Staff tax tips for this week are listed below. We have added links to more detail as appropriate. We will be adding a least two posts a month under this heading so please ask your staff to add their names to our newsletter distribution list that will link to these articles.
What is the relevance of the “going concern” principle for VAT purposes?
When a business is sold each sale of chargeable business assets is a VAT able transaction: the seller is obliged to charge VAT to the purchaser. By concession, HMRC will allow the transaction to proceed with no VAT charged if the business is transferred as a going concern (TOGC).
To qualify as a TOGC, the following principles should be observed:
- The assets must be sold as part of a ‘business’ as a ‘going concern’*
- The purchaser intends to use the assets to carry on the same kind of business as the seller
- Where the seller is a taxable person, the purchaser must be a taxable person already or become one as the result of the transfer
- Where only part of a business is sold it must be capable of separate operation
- There must not be a series of immediately consecutive transfers
- There are further conditions in relation to transactions involving land.
The significance of this concession should not be underestimated. Consider a business selling chargeable assets of £500,000. Without the TOGC rule, the purchaser would have to pay VAT on their purchase of £100,000, they will be able to claim this back on their first VAT return after purchase, but will need to fund the extra cost for up to four months.
According to HMRC the TOGC was introduced to:
- relieve the buyer of a business from the burden of funding any VAT on the purchase, thereby helping businesses by improving their cash flow and avoiding the need to separately value assets which may be liable at different rates or are exempt and which have been sold as a whole, and
- protect government revenue by removing a charge to tax and entitlement to input tax where the output tax may not be paid to HMRC, for example, where a business charges tax, which is claimed as input tax by the new business but never declared or paid by the old business.
Ames v Revenue & Customs
This case considered a claim for CGT exemption when EIS shares were subsequently sold. HMRC disallowed the exemption as no income tax relief had been claimed by the taxpayer on subscription.

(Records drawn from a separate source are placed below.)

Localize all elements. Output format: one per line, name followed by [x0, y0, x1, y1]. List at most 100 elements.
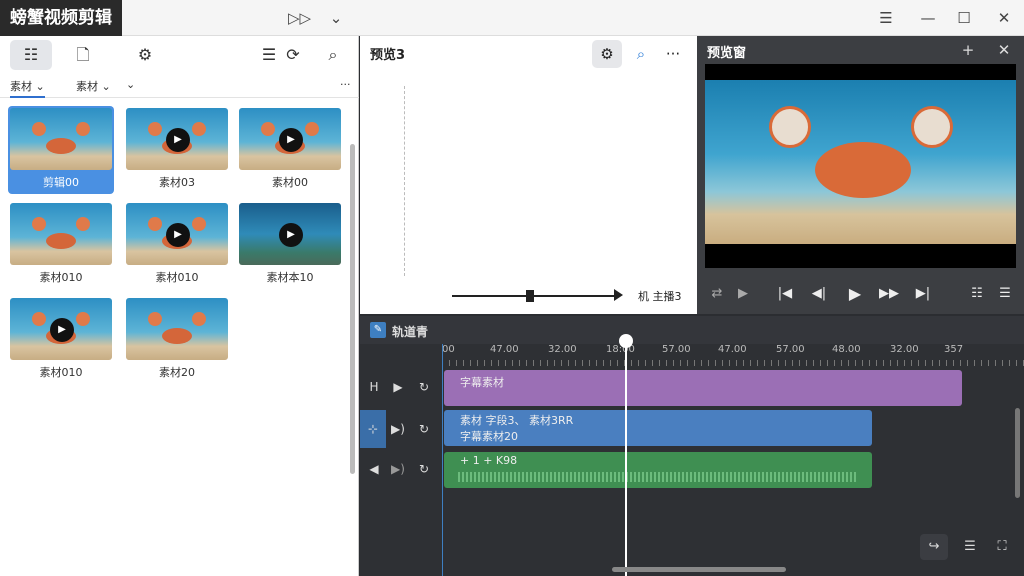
more-icon[interactable]: ···	[658, 40, 688, 68]
zoom-icon[interactable]: ⌕	[312, 40, 354, 70]
clip-thumbnail	[10, 108, 112, 170]
play-icon[interactable]: ▶	[166, 223, 190, 247]
crab-claw	[305, 122, 319, 136]
player-header: 预览窗 + ✕	[697, 36, 1024, 64]
crab-claw	[32, 217, 46, 231]
title-clip[interactable]: 字幕素材	[444, 370, 962, 406]
audio-waveform	[458, 472, 858, 482]
crab-claw	[148, 217, 162, 231]
forward-icon[interactable]: ▷▷	[288, 8, 311, 28]
loop-icon[interactable]: ↻	[414, 419, 434, 439]
crab-claw-left	[769, 106, 811, 148]
loop-icon[interactable]: ↻	[414, 377, 434, 397]
media-clip[interactable]: ▶ 素材010	[124, 201, 230, 289]
media-clip[interactable]: 素材010	[8, 201, 114, 289]
ruler-ticks	[442, 360, 1024, 366]
ruler-tick-label: 32.00	[548, 344, 577, 355]
play-track-icon[interactable]: ▶	[388, 377, 408, 397]
list-view-icon[interactable]: ☷	[10, 40, 52, 70]
menu-icon[interactable]: ☰	[993, 282, 1017, 306]
player-panel: 预览窗 + ✕ ⇄ ▶ |◀ ◀| ▶ ▶▶ ▶| ☷ ☰	[697, 36, 1024, 314]
timeline-start-marker	[442, 344, 443, 576]
time-ruler[interactable]: 00 47.00 32.00 18:00 57.00 47.00 57.00 48.00 32.…	[442, 344, 1024, 366]
shuffle-icon[interactable]: ⇄	[705, 282, 729, 306]
tab-media-1[interactable]: 素材 ⌄	[10, 78, 45, 98]
media-scrollbar[interactable]	[350, 144, 355, 474]
audio-clip[interactable]: + 1 + K98	[444, 452, 872, 488]
timeline-panel: ✎ 轨道青 00 47.00 32.00 18:00 57.00 47.00 57.00 48…	[360, 316, 1024, 576]
playback-controls: ⇄ ▶ |◀ ◀| ▶ ▶▶ ▶| ☷ ☰	[697, 280, 1024, 308]
fast-forward-icon[interactable]: ▶▶	[877, 282, 901, 306]
skip-end-icon[interactable]: ▶|	[911, 282, 935, 306]
app-title: 螃蟹视频剪辑	[0, 0, 122, 36]
play-icon[interactable]: ▶	[166, 128, 190, 152]
text-track-icon[interactable]: H	[364, 377, 384, 397]
media-tabs: 素材 ⌄ 素材 ⌄ ⌄ ···	[0, 76, 359, 98]
play-small-icon[interactable]: ▶	[731, 282, 755, 306]
export-file-icon[interactable]: 🗋	[62, 40, 104, 70]
video-track-play-icon[interactable]: ▶)	[388, 419, 408, 439]
timeline-vertical-scrollbar[interactable]	[1015, 408, 1020, 498]
ruler-tick-label: 00	[442, 344, 455, 355]
play-icon[interactable]: ▶	[50, 318, 74, 342]
close-icon[interactable]: ✕	[994, 40, 1014, 60]
ruler-tick-label: 357	[944, 344, 964, 355]
speaker-icon[interactable]: ◀	[364, 459, 384, 479]
play-icon[interactable]: ▶	[279, 128, 303, 152]
crab-claw	[192, 217, 206, 231]
loop-icon[interactable]: ↻	[414, 459, 434, 479]
crab-body	[162, 328, 192, 344]
volume-icon[interactable]: ▶)	[388, 459, 408, 479]
more-icon[interactable]: ···	[340, 78, 351, 91]
skip-start-icon[interactable]: |◀	[773, 282, 797, 306]
media-toolbar: ☷ 🗋 ⚙ ☰ ⟳ ⌕	[0, 36, 359, 72]
clip-thumbnail: ▶	[10, 298, 112, 360]
media-clip[interactable]: ▶ 素材03	[124, 106, 230, 194]
media-clip[interactable]: 剪辑00	[8, 106, 114, 194]
play-icon[interactable]: ▶	[843, 282, 867, 306]
tab-dropdown[interactable]: ⌄	[126, 78, 135, 91]
list-icon[interactable]: ☷	[965, 282, 989, 306]
video-preview[interactable]	[705, 64, 1016, 268]
playhead-handle[interactable]	[619, 334, 633, 348]
minimize-icon[interactable]: —	[918, 8, 938, 28]
fullscreen-icon[interactable]: ⛶	[988, 534, 1016, 560]
sync-settings-icon[interactable]: ⟳	[272, 40, 314, 70]
clip-label: 素材010	[155, 271, 199, 284]
close-icon[interactable]: ✕	[994, 8, 1014, 28]
media-clip[interactable]: ▶ 素材00	[237, 106, 343, 194]
play-icon[interactable]: ▶	[279, 223, 303, 247]
crab-scene-image	[705, 80, 1016, 244]
scale-slider-thumb[interactable]	[526, 290, 534, 302]
split-icon[interactable]: ⊹	[363, 419, 383, 439]
video-track-header-active[interactable]: ⊹	[360, 410, 386, 448]
crab-body	[46, 233, 76, 249]
tab-media-2[interactable]: 素材 ⌄	[76, 78, 111, 94]
preview-title: 预览3	[370, 48, 406, 63]
video-clip[interactable]: 素材 字段3、 素材3RR 字幕素材20	[444, 410, 872, 446]
chevron-down-icon[interactable]: ⌄	[326, 8, 346, 28]
crab-claw	[76, 312, 90, 326]
crab-claw	[148, 122, 162, 136]
clip-thumbnail: ▶	[239, 203, 341, 265]
media-clip[interactable]: ▶ 素材010	[8, 296, 114, 384]
share-icon[interactable]: ↪	[920, 534, 948, 560]
media-clip[interactable]: 素材20	[124, 296, 230, 384]
maximize-icon[interactable]: ☐	[954, 8, 974, 28]
video-clip-label: 素材 字段3、 素材3RR	[460, 414, 574, 427]
gear-icon[interactable]: ⚙	[592, 40, 622, 68]
playhead[interactable]	[625, 344, 627, 576]
audio-clip-label: + 1 + K98	[460, 454, 518, 467]
list-settings-icon[interactable]: ☰	[956, 534, 984, 560]
add-icon[interactable]: +	[958, 40, 978, 60]
step-back-icon[interactable]: ◀|	[807, 282, 831, 306]
media-clip[interactable]: ▶ 素材本10	[237, 201, 343, 289]
clip-label: 素材00	[272, 176, 308, 189]
menu-icon[interactable]: ☰	[876, 8, 896, 28]
settings-gear-icon[interactable]: ⚙	[124, 40, 166, 70]
search-icon[interactable]: ⌕	[626, 40, 656, 68]
clip-thumbnail	[126, 298, 228, 360]
timeline-horizontal-scrollbar[interactable]	[612, 567, 786, 572]
ruler-tick-label: 57.00	[776, 344, 805, 355]
clip-thumbnail: ▶	[126, 203, 228, 265]
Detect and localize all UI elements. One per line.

Non-statutory advance clearance from HMRC
HMRC will offer non-statutory advance clearance for certain transactions. This can be useful to add certainty to a proposed course of action. They will not offer:
- a clearance on matters of fact, such as if certain activities constitute a business,
- clearances or advice in respect of the application of the ‘settlements legislation’ in Chapter 5 Part 5 Income Tax (Trading and Other Income) Act 2005, or the tax consequences of executing non-charitable trust deeds or settlements,
- clearances relating to the venture capital schemes (Parts 5 to 6 of Income Tax Act 2007).